Results concerning the plasma adiponectin concentration in hypertensive disorders of pregnancy have been contradictory. Thus, although lower adiponectin levels were observed in women with preeclampsia compared with normal healthy pregnant women matched for gestational age in a study by Cortelazzi and associates,19 markedly elevated adiponectin concentrations have been reported by others.18,23,24 A possible explanation for these reported increases might be the extent of renal disease among cases of preeclampsia, as adiponectin levels are known to be elevated in macroalbuminuria.16,52 However, published studies have not provided information on differences adjusting for albuminuria.

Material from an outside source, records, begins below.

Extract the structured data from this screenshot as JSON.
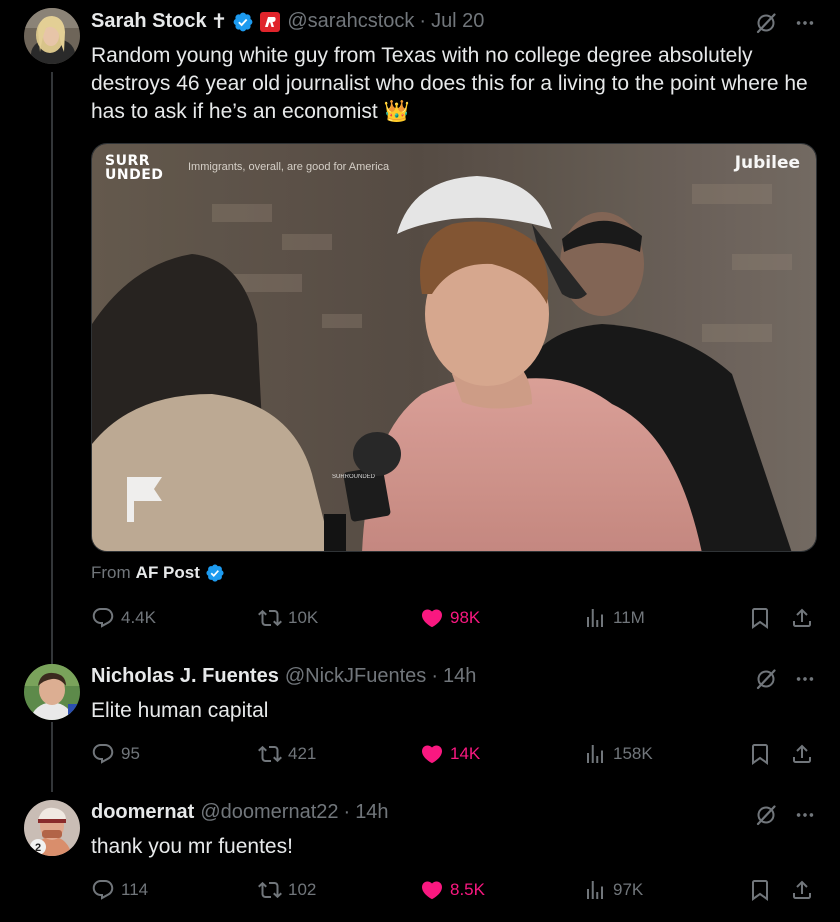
{
  "thread": {
    "main_post": {
      "author_name": "Sarah Stock",
      "name_symbol": "✝",
      "handle": "@sarahcstock",
      "date": "Jul 20",
      "text": "Random young white guy from Texas with no college degree absolutely destroys 46 year old journalist who does this for a living to the point where he has to ask if he’s an economist 👑",
      "media": {
        "logo_line1": "SURR",
        "logo_line2": "UNDED",
        "caption": "Immigrants, overall, are good for America",
        "brand": "Jubilee",
        "mic_label": "SURROUNDED"
      },
      "from_prefix": "From",
      "from_account": "AF Post",
      "stats": {
        "replies": "4.4K",
        "reposts": "10K",
        "likes": "98K",
        "views": "11M"
      }
    },
    "replies": [
      {
        "author_name": "Nicholas J. Fuentes",
        "handle": "@NickJFuentes",
        "date": "14h",
        "text": "Elite human capital",
        "stats": {
          "replies": "95",
          "reposts": "421",
          "likes": "14K",
          "views": "158K"
        }
      },
      {
        "author_name": "doomernat",
        "handle": "@doomernat22",
        "date": "14h",
        "text": "thank you mr fuentes!",
        "avatar_badge": "2",
        "stats": {
          "replies": "114",
          "reposts": "102",
          "likes": "8.5K",
          "views": "97K"
        }
      }
    ]
  },
  "colors": {
    "background": "#000000",
    "text": "#e7e9ea",
    "muted": "#71767b",
    "like_pink": "#f91880",
    "verified_blue": "#1d9bf0",
    "thread_line": "#333639"
  },
  "icons": {
    "reply": "reply-icon",
    "repost": "repost-icon",
    "like": "heart-icon",
    "views": "views-icon",
    "bookmark": "bookmark-icon",
    "share": "share-icon",
    "grok": "grok-icon",
    "more": "more-icon",
    "verified": "verified-badge-icon"
  }
}
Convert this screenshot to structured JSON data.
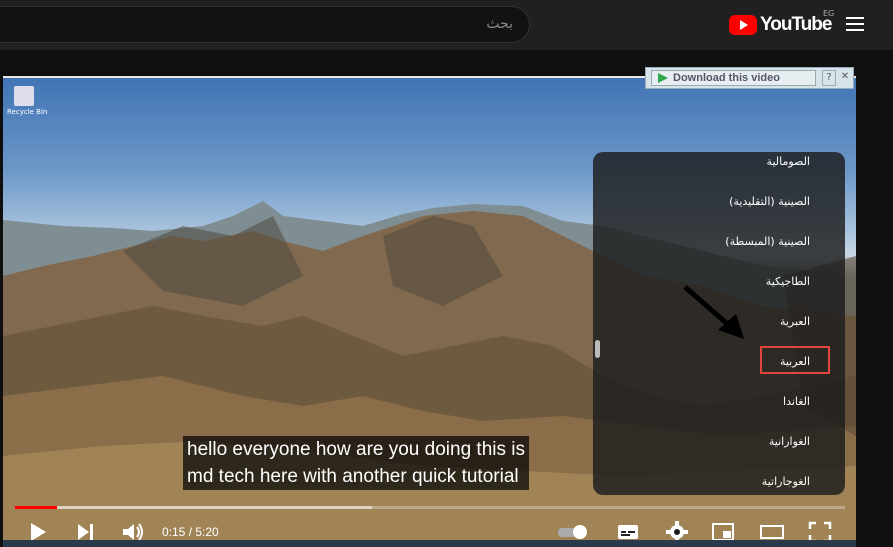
{
  "masthead": {
    "search_placeholder": "بحث",
    "logo_text": "YouTube",
    "country_code": "EG"
  },
  "player": {
    "download_button": "Download this video",
    "download_help": "?",
    "download_close": "✕",
    "desktop_icon_label": "Recycle Bin",
    "subtitle_lines": [
      "hello everyone how are you doing this is",
      "md tech here with another quick tutorial"
    ],
    "time_current": "0:15",
    "time_separator": " / ",
    "time_total": "5:20",
    "progress_played_pct": 5,
    "progress_loaded_pct": 43
  },
  "language_menu": {
    "items": [
      "الصومالية",
      "الصينية (التقليدية)",
      "الصينية (المبسطة)",
      "الطاجيكية",
      "العبرية",
      "العربية",
      "الغاندا",
      "الغوارانية",
      "الغوجاراتية"
    ],
    "highlighted": "العربية"
  },
  "colors": {
    "accent": "#ff0000",
    "highlight_border": "#e0473f"
  }
}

Two years postpartum, we did not observe a difference in the concentration of adiponectin between women with either gestational hypertension or preeclampsia and women with normal pregnancies even after adjustment for ACR. Nonetheless, ACR was only slightly elevated among women with a history of preeclampsia, and the difference did not reach statistical significance. Contrary to our results, Girouard and colleagues25 reported lower adiponectin concentrations in gestational hypertension and preeclampsia compared with controls almost 8 years postpartum. Differences in the populations studied (ie, women in the present study were younger, with a higher BMI and waist-to-hip ratio), as well as differences in the duration of follow-up from the index pregnancy (2 years in the present study vs 8 years in the study by Girouard and associates25) might contribute to this discrepancy. Nevertheless, similar to our findings, Girouard and associates25 also noted greater insulin resistance in women with prior pregnancy-induced hypertensive disorders. None of the other studies mentioned above assessed insulin resistance among persons with pregnancy-induced hypertensive disorders.

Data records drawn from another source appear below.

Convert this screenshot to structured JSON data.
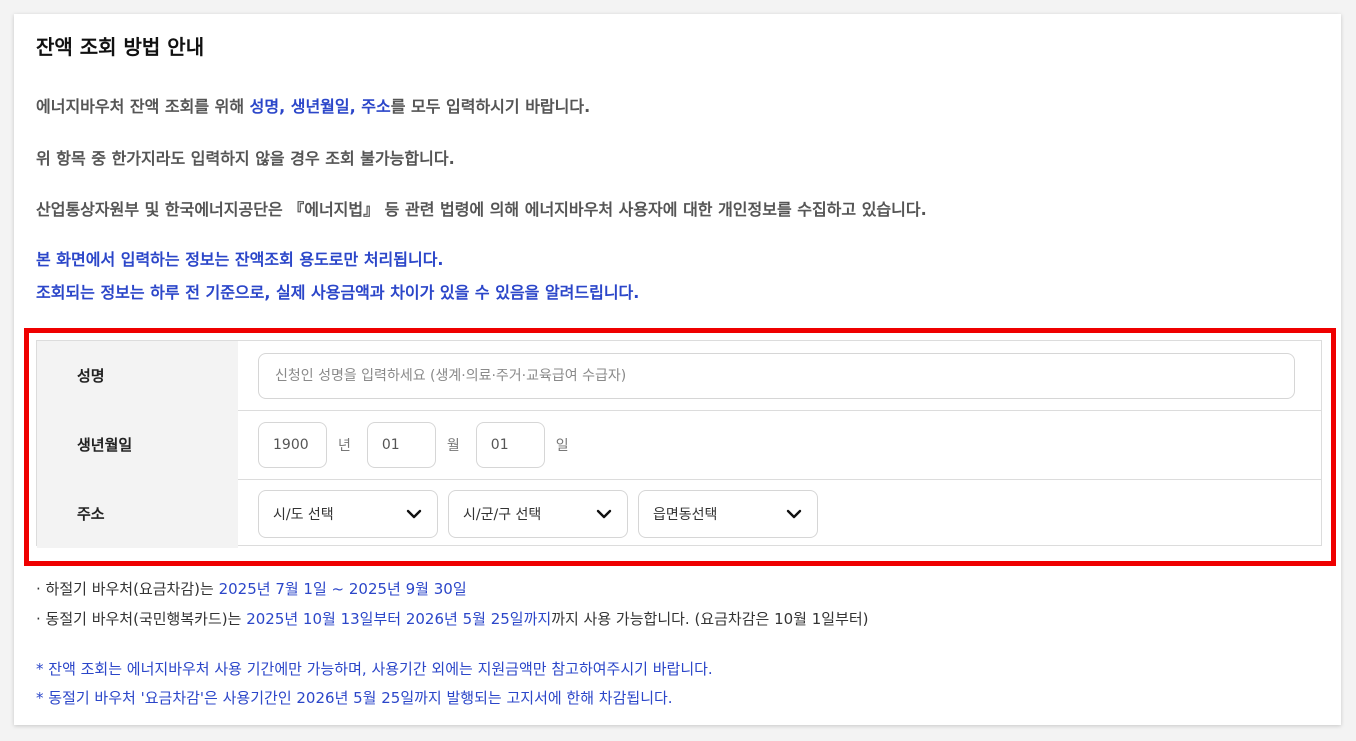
{
  "title": "잔액 조회 방법 안내",
  "intro": {
    "line1_prefix": "에너지바우처 잔액 조회를 위해 ",
    "line1_highlight": "성명, 생년월일, 주소",
    "line1_suffix": "를 모두 입력하시기 바랍니다.",
    "line2": "위 항목 중 한가지라도 입력하지 않을 경우 조회 불가능합니다.",
    "line3": "산업통상자원부 및 한국에너지공단은 『에너지법』 등 관련 법령에 의해 에너지바우처 사용자에 대한 개인정보를 수집하고 있습니다.",
    "line4": "본 화면에서 입력하는 정보는 잔액조회 용도로만 처리됩니다.",
    "line5": "조회되는 정보는 하루 전 기준으로, 실제 사용금액과 차이가 있을 수 있음을 알려드립니다."
  },
  "form": {
    "name_label": "성명",
    "name_placeholder": "신청인 성명을 입력하세요 (생계·의료·주거·교육급여 수급자)",
    "birth_label": "생년월일",
    "birth_year": "1900",
    "year_unit": "년",
    "birth_month": "01",
    "month_unit": "월",
    "birth_day": "01",
    "day_unit": "일",
    "address_label": "주소",
    "sido_select": "시/도 선택",
    "sigungu_select": "시/군/구 선택",
    "eupmyeondong_select": "읍면동선택"
  },
  "notes": {
    "summer_prefix": "· 하절기 바우처(요금차감)는 ",
    "summer_period": "2025년 7월 1일 ~ 2025년 9월 30일",
    "winter_prefix": "· 동절기 바우처(국민행복카드)는 ",
    "winter_period": "2025년 10월 13일부터 2026년 5월 25일까지",
    "winter_suffix": "까지 사용 가능합니다. (요금차감은 10월 1일부터)",
    "star1": "* 잔액 조회는 에너지바우처 사용 기간에만 가능하며, 사용기간 외에는 지원금액만 참고하여주시기 바랍니다.",
    "star2": "* 동절기 바우처 '요금차감'은 사용기간인 2026년 5월 25일까지 발행되는 고지서에 한해 차감됩니다."
  },
  "colors": {
    "accent_blue": "#2b46c9",
    "highlight_border": "#ef0000"
  },
  "icons": {
    "select_chevron": "chevron-down-icon"
  }
}
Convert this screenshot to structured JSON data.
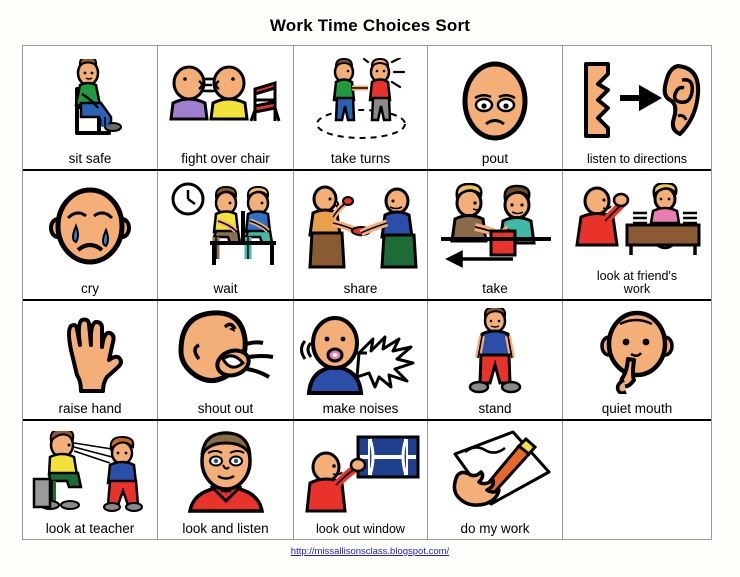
{
  "page": {
    "title": "Work Time Choices Sort",
    "footer_link": "http://missallisonsclass.blogspot.com/"
  },
  "colors": {
    "skin": "#f4ae78",
    "skin_shadow": "#e09a62",
    "outline": "#000000",
    "link": "#2222cc",
    "grid_outer_border": "#999999",
    "grid_row_divider": "#000000",
    "grid_col_divider": "#9a9a9a",
    "page_background": "#fdfdfa",
    "cell_background": "#ffffff",
    "green_shirt": "#1f9a3c",
    "blue_jeans": "#2b62b5",
    "purple_shirt": "#9f7fd0",
    "yellow_shirt": "#f2e23a",
    "red": "#e8322a",
    "blue_shirt": "#1f4fa8",
    "teal": "#3fb9a8",
    "brown": "#8a5a32",
    "gray": "#9a9a9a",
    "tear_blue": "#2b7fd4",
    "dark_green": "#1d6b35",
    "hair_brown": "#8a5a32",
    "hair_blonde": "#f0c659",
    "pink": "#e87fb0",
    "orange_pencil": "#e8682a",
    "window_blue": "#1f3f8f"
  },
  "grid": {
    "rows": [
      {
        "cells": [
          {
            "label": "sit safe",
            "icon": "person-sitting-on-chair-icon",
            "empty": false
          },
          {
            "label": "fight over chair",
            "icon": "two-people-arguing-over-chair-icon",
            "empty": false
          },
          {
            "label": "take turns",
            "icon": "two-people-taking-turns-icon",
            "empty": false
          },
          {
            "label": "pout",
            "icon": "pouting-face-icon",
            "empty": false
          },
          {
            "label": "listen to directions",
            "icon": "face-profile-arrow-ear-icon",
            "empty": false
          }
        ]
      },
      {
        "cells": [
          {
            "label": "cry",
            "icon": "crying-face-icon",
            "empty": false
          },
          {
            "label": "wait",
            "icon": "two-people-waiting-with-clock-icon",
            "empty": false
          },
          {
            "label": "share",
            "icon": "person-sharing-food-icon",
            "empty": false
          },
          {
            "label": "take",
            "icon": "person-taking-object-icon",
            "empty": false
          },
          {
            "label": "look at friend's\nwork",
            "icon": "person-looking-at-friends-work-icon",
            "empty": false
          }
        ]
      },
      {
        "cells": [
          {
            "label": "raise hand",
            "icon": "raised-hand-icon",
            "empty": false
          },
          {
            "label": "shout out",
            "icon": "face-shouting-icon",
            "empty": false
          },
          {
            "label": "make noises",
            "icon": "person-making-noises-icon",
            "empty": false
          },
          {
            "label": "stand",
            "icon": "person-standing-icon",
            "empty": false
          },
          {
            "label": "quiet mouth",
            "icon": "finger-to-lips-quiet-icon",
            "empty": false
          }
        ]
      },
      {
        "cells": [
          {
            "label": "look at teacher",
            "icon": "student-looking-at-teacher-icon",
            "empty": false
          },
          {
            "label": "look and listen",
            "icon": "attentive-face-icon",
            "empty": false
          },
          {
            "label": "look out window",
            "icon": "person-looking-out-window-icon",
            "empty": false
          },
          {
            "label": "do my work",
            "icon": "hand-writing-with-pencil-icon",
            "empty": false
          },
          {
            "label": "",
            "icon": "",
            "empty": true
          }
        ]
      }
    ]
  }
}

These results confirm prior findings linking insulin resistance and metabolic disturbances postpartum to a history of gestational diabetes and suggest that preeclampsia may also have an insulin resistance component. Gestational hypertension is less strongly associated with decreased insulin sensitivity. Adding to current knowledge, our data now suggest a lower adiponectin concentration postpartum, further identifying those at increased cardiovascular risk by virtue of having MS or by scoring higher in the Framingham CHD risk scale. This is true irrespective of pregnancy history. Moreover, plasma adiponectin correlated equally strongly with insulin resistance as with the presence of MS or the Framingham risk score, further underscoring the close association of these conditions. An adiponectin concentration <10.5 provides the optimal cut point to distinguish women with MS, while values above this threshold suggest low probability of MS, irrespective of pregnancy history. Adiponectin may therefore be helpful in further characterizing risk for women experiencing any of these 3 disturbances during pregnancy. Future studies hopefully will provide evidence on long-term outcomes (eg, incidence of type 2 diabetes and cardiovascular disease among this subgroup of women) and further address the issue of whether adiponectin is a helpful early marker for subsequent disease risk.

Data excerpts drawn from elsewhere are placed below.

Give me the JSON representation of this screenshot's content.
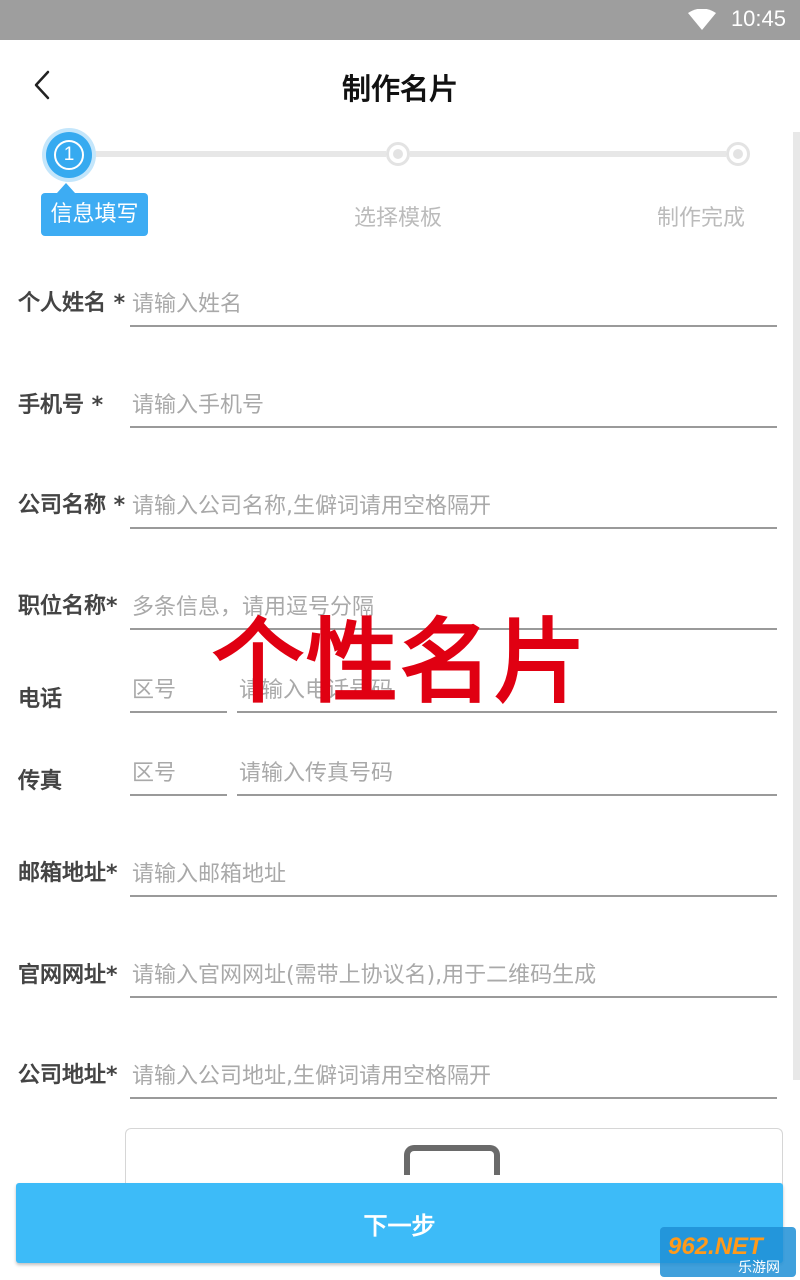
{
  "status_bar": {
    "time": "10:45",
    "wifi_icon": "wifi-icon"
  },
  "header": {
    "title": "制作名片",
    "back_icon": "chevron-left-icon"
  },
  "stepper": {
    "current_step": "1",
    "steps": [
      {
        "label": "信息填写",
        "state": "active"
      },
      {
        "label": "选择模板",
        "state": "inactive"
      },
      {
        "label": "制作完成",
        "state": "inactive"
      }
    ],
    "active_color": "#36aaf0"
  },
  "form": {
    "name": {
      "label": "个人姓名 *",
      "placeholder": "请输入姓名",
      "value": ""
    },
    "phone": {
      "label": "手机号 *",
      "placeholder": "请输入手机号",
      "value": ""
    },
    "company": {
      "label": "公司名称 *",
      "placeholder": "请输入公司名称,生僻词请用空格隔开",
      "value": ""
    },
    "position": {
      "label": "职位名称*",
      "placeholder": "多条信息，请用逗号分隔",
      "value": ""
    },
    "tel": {
      "label": "电话",
      "area_placeholder": "区号",
      "number_placeholder": "请输入电话号码"
    },
    "fax": {
      "label": "传真",
      "area_placeholder": "区号",
      "number_placeholder": "请输入传真号码"
    },
    "email": {
      "label": "邮箱地址*",
      "placeholder": "请输入邮箱地址",
      "value": ""
    },
    "website": {
      "label": "官网网址*",
      "placeholder": "请输入官网网址(需带上协议名),用于二维码生成",
      "value": ""
    },
    "address": {
      "label": "公司地址*",
      "placeholder": "请输入公司地址,生僻词请用空格隔开",
      "value": ""
    }
  },
  "watermark": {
    "text": "个性名片",
    "color": "#e00012"
  },
  "upload": {
    "icon": "upload-frame-icon"
  },
  "footer": {
    "next_label": "下一步",
    "button_color": "#3dbbf8"
  },
  "brand": {
    "logo_text": "962.NET",
    "sub_text": "乐游网"
  }
}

This study was supported by the American Diabetes Association Mentor-Based Fellowship Program and partly by National Institutes of Health NIH-5MO1-RR00056 (Magee-Women's CRC) and NIH-2PO1-HD30367 (Preeclampsia Program Project). We thank the Magee-Women's Research Institute and PEPP staff, especially Ms. Jennifer M. Eicher for contributing to the patient recruitment and laboratory work. We also thank the study participants for their willing assistance.